For many Americans, seizing the day feeds a multi-billion dollar industry of plastic surgery to erase the signs of aging along with a frenzy of fitness-related activities aimed at postponing death. Interestingly enough, USA Today reported in August, 2013, that even with medical advances, many Americans do not want to extend life. A Pew Research Center survey indicated that 69% of Americans want to live to 70 to 100-years-old, while only 38% would radically extend life to age 120. This might be a shortsighted decision when considering the “bucket list” cottage industry in publishing. There are books promoting 1,000 Places to See Before You Die, 1001 Movies You Must See Before You Die, 1001 Songs You Must Hear Before You Die, and 1001 Books You Must Read Before You Die. If we took this all literally, we simply couldn’t die. We’re all too busy! We will certainly need at least 120 years to comb through all of these “musts.”
But if we must die, we might want to embrace the notion that there is an afterlife. This could explain why there was a boom in the publishing industry with books about after-life experiences. Brick and mortar as well as on-line, book stores have an abundance of titles that pertain to “heaven,” including: Heaven; Heaven is for Real, Heaven Exists; To Heaven and Back; Waking up in Heaven; Proof of Heaven’s Existence; My Journey to Heaven; The Five People You Want to Meet in Heaven; 90 Minutes in Heaven; The Boy Who Came Back From Heaven and even, Biblical Proof Animals Do Go to Heaven.
On television there are afterlife reality shows and one of the more popular is TLC’s Long Island Medium starring Theresa Caputo, a medium currently on tour commanding steep ticket prices second only to the Rolling Stones. She speaks to the spirits among us and comforts us into thinking that when the time comes for us to die; we are simply transitioning to another phase of our existence.
Unfortunately, there is a down side to afterlife experiences as well, which can be summed up with the ongoing obsession with zombies, the afterlife experience gone bad. With the popularity of AMC’s The Walking Dead and countless Hollywood cinematic titles, professor Eric G. Wilson of Wake Forest University wrote an article called “Zombies: Why are we so Obsessed?” for the Huffington Post that stated: “The creature breaks boundaries that constrain us and becomes a gruesome geographer of lands expansive and unknown. Monsters overcome the termini of death (zombies), time (vampires), space (ghosts), and stable identity (werewolves, other shape shifters).

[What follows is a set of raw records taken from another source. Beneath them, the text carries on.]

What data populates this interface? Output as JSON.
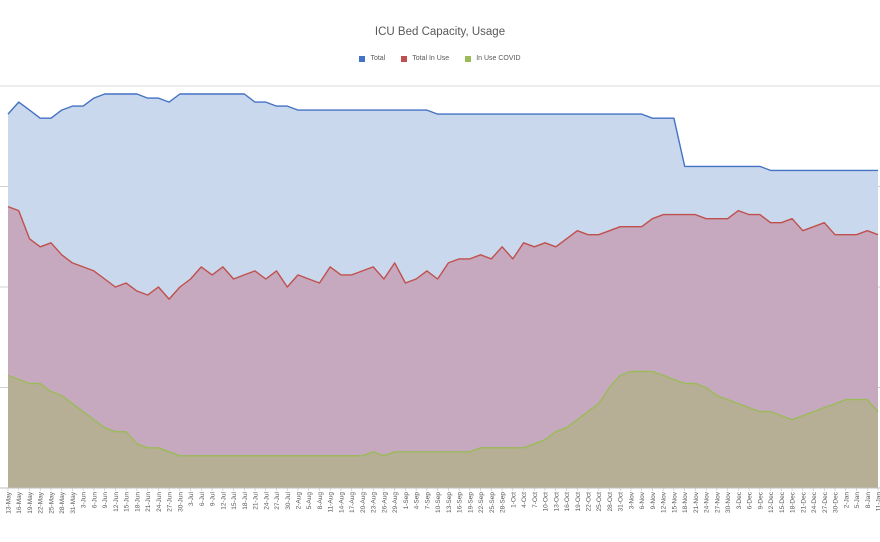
{
  "chart_data": {
    "type": "area",
    "title": "ICU Bed Capacity, Usage",
    "xlabel": "",
    "ylabel": "",
    "grid": true,
    "legend_position": "top-center",
    "x_tick_labels": [
      "13-May",
      "16-May",
      "19-May",
      "22-May",
      "25-May",
      "28-May",
      "31-May",
      "3-Jun",
      "6-Jun",
      "9-Jun",
      "12-Jun",
      "15-Jun",
      "18-Jun",
      "21-Jun",
      "24-Jun",
      "27-Jun",
      "30-Jun",
      "3-Jul",
      "6-Jul",
      "9-Jul",
      "12-Jul",
      "15-Jul",
      "18-Jul",
      "21-Jul",
      "24-Jul",
      "27-Jul",
      "30-Jul",
      "2-Aug",
      "5-Aug",
      "8-Aug",
      "11-Aug",
      "14-Aug",
      "17-Aug",
      "20-Aug",
      "23-Aug",
      "26-Aug",
      "29-Aug",
      "1-Sep",
      "4-Sep",
      "7-Sep",
      "10-Sep",
      "13-Sep",
      "16-Sep",
      "19-Sep",
      "22-Sep",
      "25-Sep",
      "28-Sep",
      "1-Oct",
      "4-Oct",
      "7-Oct",
      "10-Oct",
      "13-Oct",
      "16-Oct",
      "19-Oct",
      "22-Oct",
      "25-Oct",
      "28-Oct",
      "31-Oct",
      "3-Nov",
      "6-Nov",
      "9-Nov",
      "12-Nov",
      "15-Nov",
      "18-Nov",
      "21-Nov",
      "24-Nov",
      "27-Nov",
      "30-Nov",
      "3-Dec",
      "6-Dec",
      "9-Dec",
      "12-Dec",
      "15-Dec",
      "18-Dec",
      "21-Dec",
      "24-Dec",
      "27-Dec",
      "30-Dec",
      "2-Jan",
      "5-Jan",
      "8-Jan",
      "11-Jan"
    ],
    "ylim": [
      0,
      100
    ],
    "series": [
      {
        "name": "Total",
        "color": "#4472C4",
        "fill": "#C9D8EC",
        "x": [
          "13-May",
          "16-May",
          "19-May",
          "22-May",
          "25-May",
          "28-May",
          "31-May",
          "3-Jun",
          "6-Jun",
          "9-Jun",
          "12-Jun",
          "15-Jun",
          "18-Jun",
          "21-Jun",
          "24-Jun",
          "27-Jun",
          "30-Jun",
          "3-Jul",
          "6-Jul",
          "9-Jul",
          "12-Jul",
          "15-Jul",
          "18-Jul",
          "21-Jul",
          "24-Jul",
          "27-Jul",
          "30-Jul",
          "2-Aug",
          "5-Aug",
          "8-Aug",
          "11-Aug",
          "14-Aug",
          "17-Aug",
          "20-Aug",
          "23-Aug",
          "26-Aug",
          "29-Aug",
          "1-Sep",
          "4-Sep",
          "7-Sep",
          "10-Sep",
          "13-Sep",
          "16-Sep",
          "19-Sep",
          "22-Sep",
          "25-Sep",
          "28-Sep",
          "1-Oct",
          "4-Oct",
          "7-Oct",
          "10-Oct",
          "13-Oct",
          "16-Oct",
          "19-Oct",
          "22-Oct",
          "25-Oct",
          "28-Oct",
          "31-Oct",
          "3-Nov",
          "6-Nov",
          "9-Nov",
          "12-Nov",
          "15-Nov",
          "18-Nov",
          "21-Nov",
          "24-Nov",
          "27-Nov",
          "30-Nov",
          "3-Dec",
          "6-Dec",
          "9-Dec",
          "12-Dec",
          "15-Dec",
          "18-Dec",
          "21-Dec",
          "24-Dec",
          "27-Dec",
          "30-Dec",
          "2-Jan",
          "5-Jan",
          "8-Jan",
          "11-Jan"
        ],
        "values": [
          93,
          96,
          94,
          92,
          92,
          94,
          95,
          95,
          97,
          98,
          98,
          98,
          98,
          97,
          97,
          96,
          98,
          98,
          98,
          98,
          98,
          98,
          98,
          96,
          96,
          95,
          95,
          94,
          94,
          94,
          94,
          94,
          94,
          94,
          94,
          94,
          94,
          94,
          94,
          94,
          93,
          93,
          93,
          93,
          93,
          93,
          93,
          93,
          93,
          93,
          93,
          93,
          93,
          93,
          93,
          93,
          93,
          93,
          93,
          93,
          92,
          92,
          92,
          80,
          80,
          80,
          80,
          80,
          80,
          80,
          80,
          79,
          79,
          79,
          79,
          79,
          79,
          79,
          79,
          79,
          79,
          79
        ]
      },
      {
        "name": "Total In Use",
        "color": "#C0504D",
        "fill": "#C6A9BE",
        "x": [
          "13-May",
          "16-May",
          "19-May",
          "22-May",
          "25-May",
          "28-May",
          "31-May",
          "3-Jun",
          "6-Jun",
          "9-Jun",
          "12-Jun",
          "15-Jun",
          "18-Jun",
          "21-Jun",
          "24-Jun",
          "27-Jun",
          "30-Jun",
          "3-Jul",
          "6-Jul",
          "9-Jul",
          "12-Jul",
          "15-Jul",
          "18-Jul",
          "21-Jul",
          "24-Jul",
          "27-Jul",
          "30-Jul",
          "2-Aug",
          "5-Aug",
          "8-Aug",
          "11-Aug",
          "14-Aug",
          "17-Aug",
          "20-Aug",
          "23-Aug",
          "26-Aug",
          "29-Aug",
          "1-Sep",
          "4-Sep",
          "7-Sep",
          "10-Sep",
          "13-Sep",
          "16-Sep",
          "19-Sep",
          "22-Sep",
          "25-Sep",
          "28-Sep",
          "1-Oct",
          "4-Oct",
          "7-Oct",
          "10-Oct",
          "13-Oct",
          "16-Oct",
          "19-Oct",
          "22-Oct",
          "25-Oct",
          "28-Oct",
          "31-Oct",
          "3-Nov",
          "6-Nov",
          "9-Nov",
          "12-Nov",
          "15-Nov",
          "18-Nov",
          "21-Nov",
          "24-Nov",
          "27-Nov",
          "30-Nov",
          "3-Dec",
          "6-Dec",
          "9-Dec",
          "12-Dec",
          "15-Dec",
          "18-Dec",
          "21-Dec",
          "24-Dec",
          "27-Dec",
          "30-Dec",
          "2-Jan",
          "5-Jan",
          "8-Jan",
          "11-Jan"
        ],
        "values": [
          70,
          69,
          62,
          60,
          61,
          58,
          56,
          55,
          54,
          52,
          50,
          51,
          49,
          48,
          50,
          47,
          50,
          52,
          55,
          53,
          55,
          52,
          53,
          54,
          52,
          54,
          50,
          53,
          52,
          51,
          55,
          53,
          53,
          54,
          55,
          52,
          56,
          51,
          52,
          54,
          52,
          56,
          57,
          57,
          58,
          57,
          60,
          57,
          61,
          60,
          61,
          60,
          62,
          64,
          63,
          63,
          64,
          65,
          65,
          65,
          67,
          68,
          68,
          68,
          68,
          67,
          67,
          67,
          69,
          68,
          68,
          66,
          66,
          67,
          64,
          65,
          66,
          63,
          63,
          63,
          64,
          63
        ]
      },
      {
        "name": "In Use COVID",
        "color": "#9BBB59",
        "fill": "#B7AE96",
        "x": [
          "13-May",
          "16-May",
          "19-May",
          "22-May",
          "25-May",
          "28-May",
          "31-May",
          "3-Jun",
          "6-Jun",
          "9-Jun",
          "12-Jun",
          "15-Jun",
          "18-Jun",
          "21-Jun",
          "24-Jun",
          "27-Jun",
          "30-Jun",
          "3-Jul",
          "6-Jul",
          "9-Jul",
          "12-Jul",
          "15-Jul",
          "18-Jul",
          "21-Jul",
          "24-Jul",
          "27-Jul",
          "30-Jul",
          "2-Aug",
          "5-Aug",
          "8-Aug",
          "11-Aug",
          "14-Aug",
          "17-Aug",
          "20-Aug",
          "23-Aug",
          "26-Aug",
          "29-Aug",
          "1-Sep",
          "4-Sep",
          "7-Sep",
          "10-Sep",
          "13-Sep",
          "16-Sep",
          "19-Sep",
          "22-Sep",
          "25-Sep",
          "28-Sep",
          "1-Oct",
          "4-Oct",
          "7-Oct",
          "10-Oct",
          "13-Oct",
          "16-Oct",
          "19-Oct",
          "22-Oct",
          "25-Oct",
          "28-Oct",
          "31-Oct",
          "3-Nov",
          "6-Nov",
          "9-Nov",
          "12-Nov",
          "15-Nov",
          "18-Nov",
          "21-Nov",
          "24-Nov",
          "27-Nov",
          "30-Nov",
          "3-Dec",
          "6-Dec",
          "9-Dec",
          "12-Dec",
          "15-Dec",
          "18-Dec",
          "21-Dec",
          "24-Dec",
          "27-Dec",
          "30-Dec",
          "2-Jan",
          "5-Jan",
          "8-Jan",
          "11-Jan"
        ],
        "values": [
          28,
          27,
          26,
          26,
          24,
          23,
          21,
          19,
          17,
          15,
          14,
          14,
          11,
          10,
          10,
          9,
          8,
          8,
          8,
          8,
          8,
          8,
          8,
          8,
          8,
          8,
          8,
          8,
          8,
          8,
          8,
          8,
          8,
          8,
          9,
          8,
          9,
          9,
          9,
          9,
          9,
          9,
          9,
          9,
          10,
          10,
          10,
          10,
          10,
          11,
          12,
          14,
          15,
          17,
          19,
          21,
          25,
          28,
          29,
          29,
          29,
          28,
          27,
          26,
          26,
          25,
          23,
          22,
          21,
          20,
          19,
          19,
          18,
          17,
          18,
          19,
          20,
          21,
          22,
          22,
          22,
          19
        ]
      }
    ]
  }
}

In these ways, they become sublime, invitations to push beyond the limits locking us into this one, finite life.”
Another take on zombies comes from H. Peter Steeves, a philosophy professor from DePaul, and he said, “What the zombie is about is the desire to have what we used to love, but is gone, back with us now so we can love it again. But, of course, when it comes back, it’s not what it used to be. It’s warped. It’s dead. It’s changed. It’s disappointing. And, that’s scary.”
With the fear of the dead coming back to life in our cultural consciousness, I have come to appreciate the sturdy, well-sealed concrete mausoleums at the local graveyard. Well-constructed housing for the dead is a necessity and as Zig Zigler has pointed out, “research shows you’ll be dead longer than you’ll be alive.” In a world so infected with mindless killing and terrorism, it’s important to remember to eat dessert first because you never know how long the meal is going to last. So, take time to seize the day and celebrate life. And, don’t get too hung up on consumerism and accumulating things, because it's been pointed that there are no luggage racks on hearses.